Search

Oscar Schmidt, lenda do basquete brasileiro, morre aos 68 anos em São Paulo

Santana do Parnaíba (SP) — O ex-jogador Oscar Daniel Bezerra Schmidt, considerado um dos maiores nomes da história do basquete brasileiro, morreu nesta sexta-feira (17), aos 68 anos. O atleta, conhecido pelo apelido “Mão Santa”, passou mal em sua residência, foi encaminhado ao Hospital e Maternidade Municipal Santa Ana (HMSA), na Grande São Paulo, mas não resistiu. A instituição de saúde confirmou o óbito; a causa, no entanto, não foi divulgada pela família ou pela equipe médica.

Nascido em 16 de fevereiro de 1958, em Natal, Rio Grande do Norte, Oscar Schmidt construiu uma trajetória que o colocou entre as principais referências do esporte no Brasil e no cenário internacional. Dotado de arremesso preciso e reconhecido pela regularidade em quadra, o ex-ala se destacou principalmente com a camisa 14 da seleção brasileira, símbolo de uma carreira dedicada majoritariamente às competições de seleções e a clubes dentro e fora do país.

Carreira marcada por recordes

Ao longo de mais de duas décadas de atuação, Oscar acumulou recordes que contribuíram para a popularização do basquete nacional. Sua eficiência ofensiva, traduzida em elevado número de pontos e em atuações decisivas, sustentou o prestígio alcançado tanto pelos resultados esportivos quanto pelo carisma junto ao público. Embora tenha defendido clubes em diferentes fases da vida profissional, a imagem do “Mão Santa” ficou fortemente associada aos torneios de seleções, onde se consolidou como ídolo.

O ex-jogador tornou-se presença constante em competições internacionais, ajudando a projetar o basquete brasileiro para além das fronteiras esportivas tradicionais do país. A combinação de desempenho consistente e liderança natural em quadra contribuiu para que sua figura ultrapassasse o universo do esporte, transformando-o em personagem de reconhecimento amplo na sociedade brasileira.

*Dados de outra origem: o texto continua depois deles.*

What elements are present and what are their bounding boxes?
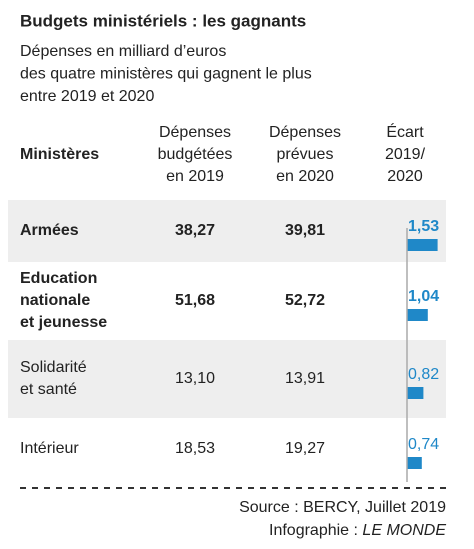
row-label: nationale [20,292,90,309]
row-label: Education [20,270,97,287]
column-header: Dépenses [269,124,341,141]
value-2019: 51,68 [175,292,215,309]
credit-prefix: Infographie : [269,522,362,539]
column-header: 2019/ [385,146,426,163]
subtitle: entre 2019 et 2020 [20,88,154,105]
value-2020: 52,72 [285,292,325,309]
value-2019: 38,27 [175,222,215,239]
value-2019: 13,10 [175,370,215,387]
row-background [8,340,446,418]
column-header: en 2020 [276,168,334,185]
column-header: Ministères [20,146,99,163]
ecart-bar [407,309,428,321]
value-2019: 18,53 [175,440,215,457]
ecart-bar [407,457,422,469]
title: Budgets ministériels : les gagnants [20,11,306,30]
value-2020: 39,81 [285,222,325,239]
column-header: budgétées [158,146,233,163]
value-2020: 19,27 [285,440,325,457]
column-header: Écart [386,122,424,141]
subtitle: Dépenses en milliard d’euros [20,43,226,60]
subtitle: des quatre ministères qui gagnent le plu… [20,66,312,83]
column-header: Dépenses [159,124,231,141]
ecart-label: 0,74 [408,436,439,453]
row-label: Solidarité [20,359,87,376]
column-header: en 2019 [166,168,224,185]
column-header: prévues [277,146,334,163]
row-label: et santé [20,381,77,398]
row-label: Intérieur [20,440,79,457]
row-label: et jeunesse [20,314,107,331]
ecart-label: 1,53 [408,218,439,235]
credit-name: LE MONDE [362,522,446,539]
ecart-label: 0,82 [408,366,439,383]
column-header: 2020 [387,168,423,185]
ecart-bar [407,239,438,251]
value-2020: 13,91 [285,370,325,387]
ecart-bar [407,387,424,399]
row-background [8,200,446,262]
credit: Infographie : LE MONDE [269,522,446,539]
source: Source : BERCY, Juillet 2019 [239,499,446,516]
ecart-label: 1,04 [408,288,439,305]
row-label: Armées [20,222,79,239]
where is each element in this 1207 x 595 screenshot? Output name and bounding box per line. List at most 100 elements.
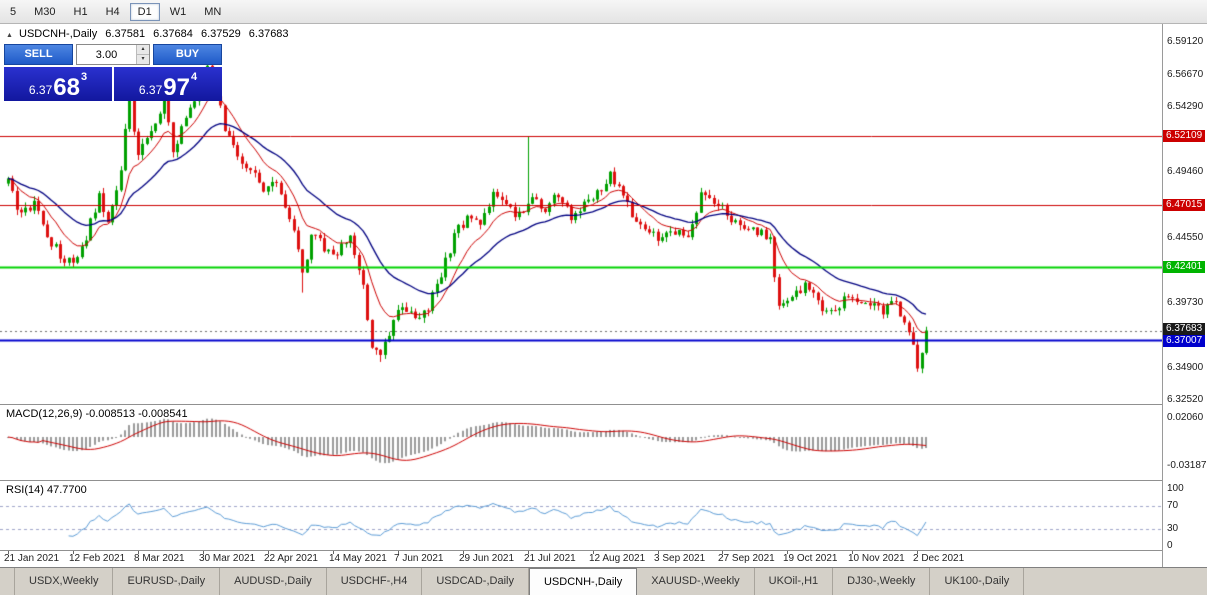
date-axis[interactable]: 21 Jan 2021 12 Feb 2021 8 Mar 2021 30 Mar 2… [0,551,1162,567]
chart-tab-usdcnh-daily[interactable]: USDCNH-,Daily [528,568,638,595]
price-axis-label: 6.54290 [1167,101,1204,112]
date-tick [593,551,594,554]
bid-big-figure: 6.37 [28,83,53,97]
sell-button[interactable]: SELL [4,44,73,65]
volume-increase-button[interactable]: ▴ [137,45,149,54]
date-axis-label: 14 May 2021 [329,553,387,564]
open-value: 6.37581 [105,28,146,40]
collapse-arrow-icon[interactable]: ▲ [6,32,13,39]
ask-point: 4 [190,71,198,83]
price-tag-6-52109: 6.52109 [1163,130,1206,143]
panel-separator [0,550,1207,551]
low-value: 6.37529 [200,28,241,40]
date-axis-label: 2 Dec 2021 [913,553,965,564]
price-tag-6-37683: 6.37683 [1163,323,1206,336]
price-axis-label: 6.59120 [1167,36,1204,47]
price-tag-6-47015: 6.47015 [1163,198,1206,211]
high-value: 6.37684 [153,28,193,40]
date-axis-label: 29 Jun 2021 [459,553,515,564]
timeframe-button-5[interactable]: 5 [10,5,17,18]
date-tick [463,551,464,554]
price-axis-label: 6.56670 [1167,68,1204,80]
date-axis-label: 22 Apr 2021 [264,553,318,564]
price-axis[interactable]: 6.59120 6.56670 6.54290 6.49460 6.44550 6.397… [1162,24,1207,567]
chart-tab-xauusd-weekly[interactable]: XAUUSD-,Weekly [637,568,755,595]
date-tick [917,551,918,554]
chart-tab-dj30-weekly[interactable]: DJ30-,Weekly [833,568,931,595]
close-value: 6.37683 [248,28,289,40]
timeframe-button-w1[interactable]: W1 [169,5,187,18]
date-tick [203,551,204,554]
date-tick [787,551,788,554]
chart-tab-eurusd-daily[interactable]: EURUSD-,Daily [113,568,221,595]
rsi-indicator-canvas[interactable] [0,481,1162,550]
date-axis-label: 19 Oct 2021 [783,553,838,564]
bid-price-display[interactable]: 6.37 68 3 [4,67,112,101]
macd-axis-label: 0.02060 [1167,412,1204,424]
price-axis-label: 6.34900 [1167,361,1204,373]
date-tick [8,551,9,554]
buy-button[interactable]: BUY [153,44,222,65]
rsi-axis-label: 30 [1167,522,1179,534]
price-axis-label: 6.49460 [1167,166,1204,177]
chart-title: ▲ USDCNH-,Daily 6.37581 6.37684 6.37529 … [6,28,289,40]
timeframe-toolbar: 5 M30 H1 H4 D1 W1 MN [0,0,1207,24]
date-axis-label: 12 Aug 2021 [589,553,646,564]
rsi-axis-label: 70 [1167,500,1179,512]
chart-tab-usdchf-h4[interactable]: USDCHF-,H4 [327,568,423,595]
volume-box: ▴ ▾ [76,44,150,65]
date-axis-label: 21 Jan 2021 [4,553,60,564]
timeframe-button-d1[interactable]: D1 [129,2,160,21]
ask-pips: 97 [163,73,190,101]
chart-tab-uk100-daily[interactable]: UK100-,Daily [930,568,1025,595]
chart-tab-ukoil-h1[interactable]: UKOil-,H1 [755,568,834,595]
date-axis-label: 12 Feb 2021 [69,553,126,564]
date-tick [268,551,269,554]
ask-big-figure: 6.37 [138,83,163,97]
price-tag-6-42401: 6.42401 [1163,261,1206,274]
chart-tab-audusd-daily[interactable]: AUDUSD-,Daily [220,568,327,595]
macd-axis-label: -0.03187 [1167,460,1207,472]
date-tick [138,551,139,554]
date-axis-label: 8 Mar 2021 [134,553,185,564]
date-axis-label: 10 Nov 2021 [848,553,905,564]
date-tick [398,551,399,554]
rsi-label: RSI(14) 47.7700 [6,484,87,496]
bid-point: 3 [80,71,88,83]
volume-spinner: ▴ ▾ [136,45,149,64]
price-tag-6-37007: 6.37007 [1163,335,1206,348]
price-axis-label: 6.44550 [1167,232,1204,244]
macd-label: MACD(12,26,9) -0.008513 -0.008541 [6,408,188,420]
date-tick [528,551,529,554]
date-tick [722,551,723,554]
date-axis-label: 30 Mar 2021 [199,553,256,564]
volume-decrease-button[interactable]: ▾ [137,54,149,64]
chart-tab-usdcad-daily[interactable]: USDCAD-,Daily [422,568,529,595]
volume-input[interactable] [77,45,136,64]
chart-tabs-bar: USDX,Weekly EURUSD-,Daily AUDUSD-,Daily USD… [0,567,1207,595]
date-tick [333,551,334,554]
date-axis-label: 27 Sep 2021 [718,553,775,564]
rsi-axis-label: 100 [1167,483,1184,494]
date-axis-label: 21 Jul 2021 [524,553,576,564]
timeframe-button-h4[interactable]: H4 [105,5,120,18]
chart-tab-usdx-weekly[interactable]: USDX,Weekly [14,568,114,595]
panel-separator[interactable] [0,480,1207,481]
panel-separator[interactable] [0,404,1207,405]
date-tick [73,551,74,554]
date-axis-label: 7 Jun 2021 [394,553,444,564]
bid-pips: 68 [53,73,80,101]
timeframe-button-mn[interactable]: MN [204,5,222,18]
price-axis-label: 6.32520 [1167,394,1204,405]
date-axis-label: 3 Sep 2021 [654,553,706,564]
timeframe-button-m30[interactable]: M30 [34,5,56,18]
date-tick [658,551,659,554]
ask-price-display[interactable]: 6.37 97 4 [114,67,222,101]
symbol-period-label: USDCNH-,Daily [19,28,98,40]
date-tick [852,551,853,554]
timeframe-button-h1[interactable]: H1 [73,5,88,18]
macd-indicator-canvas[interactable] [0,405,1162,480]
price-axis-label: 6.39730 [1167,296,1204,308]
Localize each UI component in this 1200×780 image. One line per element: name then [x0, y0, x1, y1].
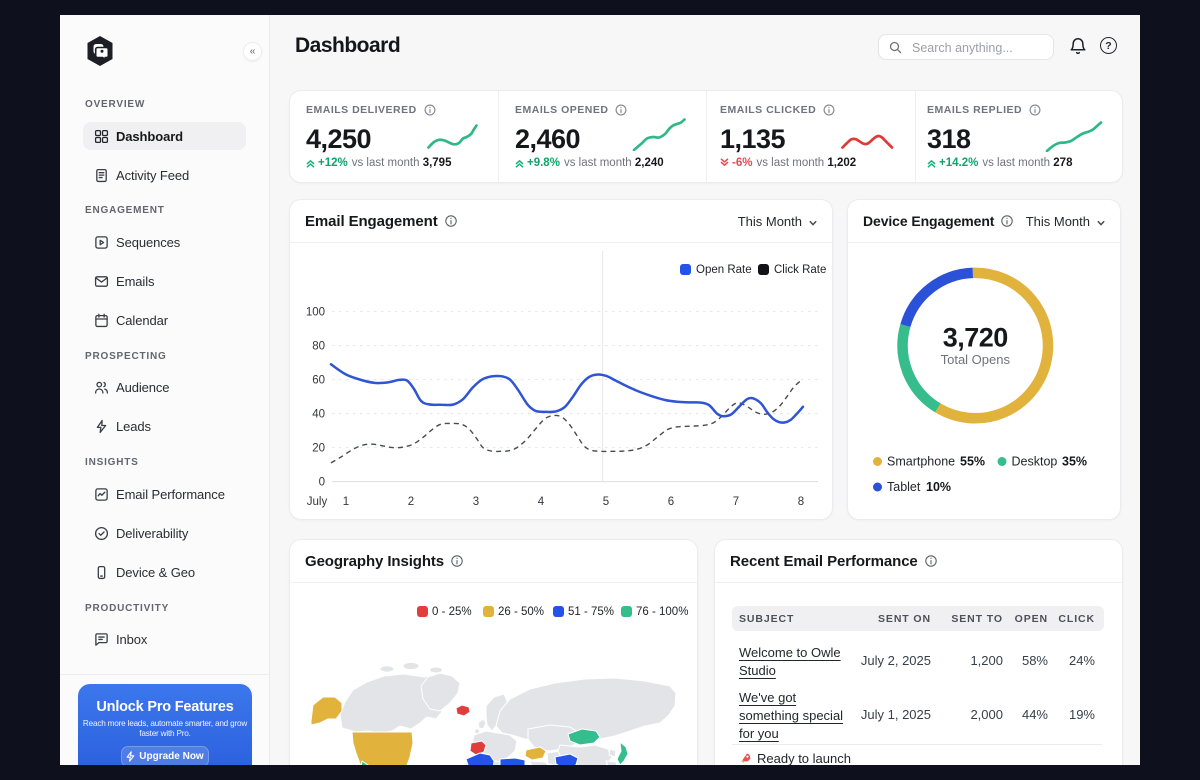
- svg-text:2: 2: [408, 496, 414, 508]
- svg-text:40: 40: [312, 409, 325, 421]
- svg-text:1: 1: [343, 496, 349, 508]
- svg-text:Smartphone: Smartphone: [887, 455, 955, 469]
- svg-text:35%: 35%: [1062, 455, 1087, 469]
- svg-text:5: 5: [603, 496, 609, 508]
- svg-text:3: 3: [473, 496, 479, 508]
- svg-text:80: 80: [312, 341, 325, 353]
- svg-text:July: July: [307, 496, 328, 508]
- svg-text:10%: 10%: [926, 480, 951, 494]
- svg-text:55%: 55%: [960, 455, 985, 469]
- svg-text:100: 100: [306, 307, 325, 319]
- svg-text:4: 4: [538, 496, 545, 508]
- svg-text:Desktop: Desktop: [1012, 455, 1058, 469]
- svg-text:7: 7: [733, 496, 739, 508]
- svg-text:20: 20: [312, 443, 325, 455]
- svg-text:3,720: 3,720: [943, 323, 1008, 353]
- svg-text:Total Opens: Total Opens: [941, 352, 1011, 367]
- svg-text:8: 8: [798, 496, 804, 508]
- svg-text:0: 0: [319, 477, 325, 489]
- svg-text:Tablet: Tablet: [887, 480, 921, 494]
- svg-text:60: 60: [312, 375, 325, 387]
- svg-text:6: 6: [668, 496, 674, 508]
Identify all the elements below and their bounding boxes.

Luta contra o câncer cerebral

Em 2011, Oscar recebeu o diagnóstico de câncer no cérebro e iniciou um prolongado tratamento que incluiu cirurgias e sessões de quimioterapia. O estado de saúde do ex-atleta foi acompanhado de perto por torcedores e pela comunidade esportiva, que frequentemente manifestavam apoio a cada etapa do processo de recuperação.

Durante entrevista concedida em 2022, o ex-jogador revelou ter interrompido, por iniciativa própria, o tratamento quimioterápico. A declaração gerou ampla repercussão, devido à relevância de seu histórico clínico e ao impacto de suas decisões pessoais sobre a continuidade do combate à doença. Meses depois, Oscar esclareceu a situação, afirmando que mantinha acompanhamento médico e chegou a afirmar que estava curado, informação que, na ocasião, trouxe alívio a familiares, amigos e admiradores.

Identificação com a seleção brasileira

Desde o início dos anos 1980, a figura de Oscar Schmidt se tornou sinônimo de seleção brasileira de basquete. Vestindo a emblemática camisa 14, ele construiu vínculo especial com a torcida nacional, que passou a associar grandes conquistas e partidas marcantes à sua presença em quadra. O comprometimento demonstrado em jogos decisivos serviu de inspiração a gerações subsequentes de atletas, elevando o patamar de exigência técnica e de dedicação exigido aos representantes do país no esporte.

Sua popularidade também se refletiu fora das arenas. Palestras motivacionais, participações em eventos esportivos e presença constante na mídia mantiveram viva a imagem do ex-ala mesmo após a aposentadoria. A combinação de recordes, carisma e trajetória de superação pessoal reforçou seu status de ícone nacional.

Impacto da morte

A notícia do falecimento ecoou rapidamente entre entidades esportivas, clubes, ex-companheiros de equipe e autoridades, provocando manifestações de pesar em todo o país. Homenagens póstumas começaram a ser organizadas por federações estaduais e pela comunidade do basquete, que reconhecem no legado de Oscar um capítulo fundamental para o desenvolvimento da modalidade no Brasil.

Detalhes sobre velório e cerimônia de sepultamento não haviam sido divulgados até o momento da confirmação da morte. Familiares pediram respeito à privacidade durante o período de luto, enquanto dirigentes esportivos sinalizaram a intenção de promover atos simbólicos em memória do ídolo nas próximas partidas oficiais do calendário nacional.

Com a morte de Oscar Schmidt, o basquete brasileiro perde uma figura central de sua história, cujo impacto ultrapassou estatísticas e resultados em quadra. A trajetória do “Mão Santa” deixa lições sobre dedicação, perseverança e paixão pelo esporte, consolidando-o como referência permanente para atletas e torcedores.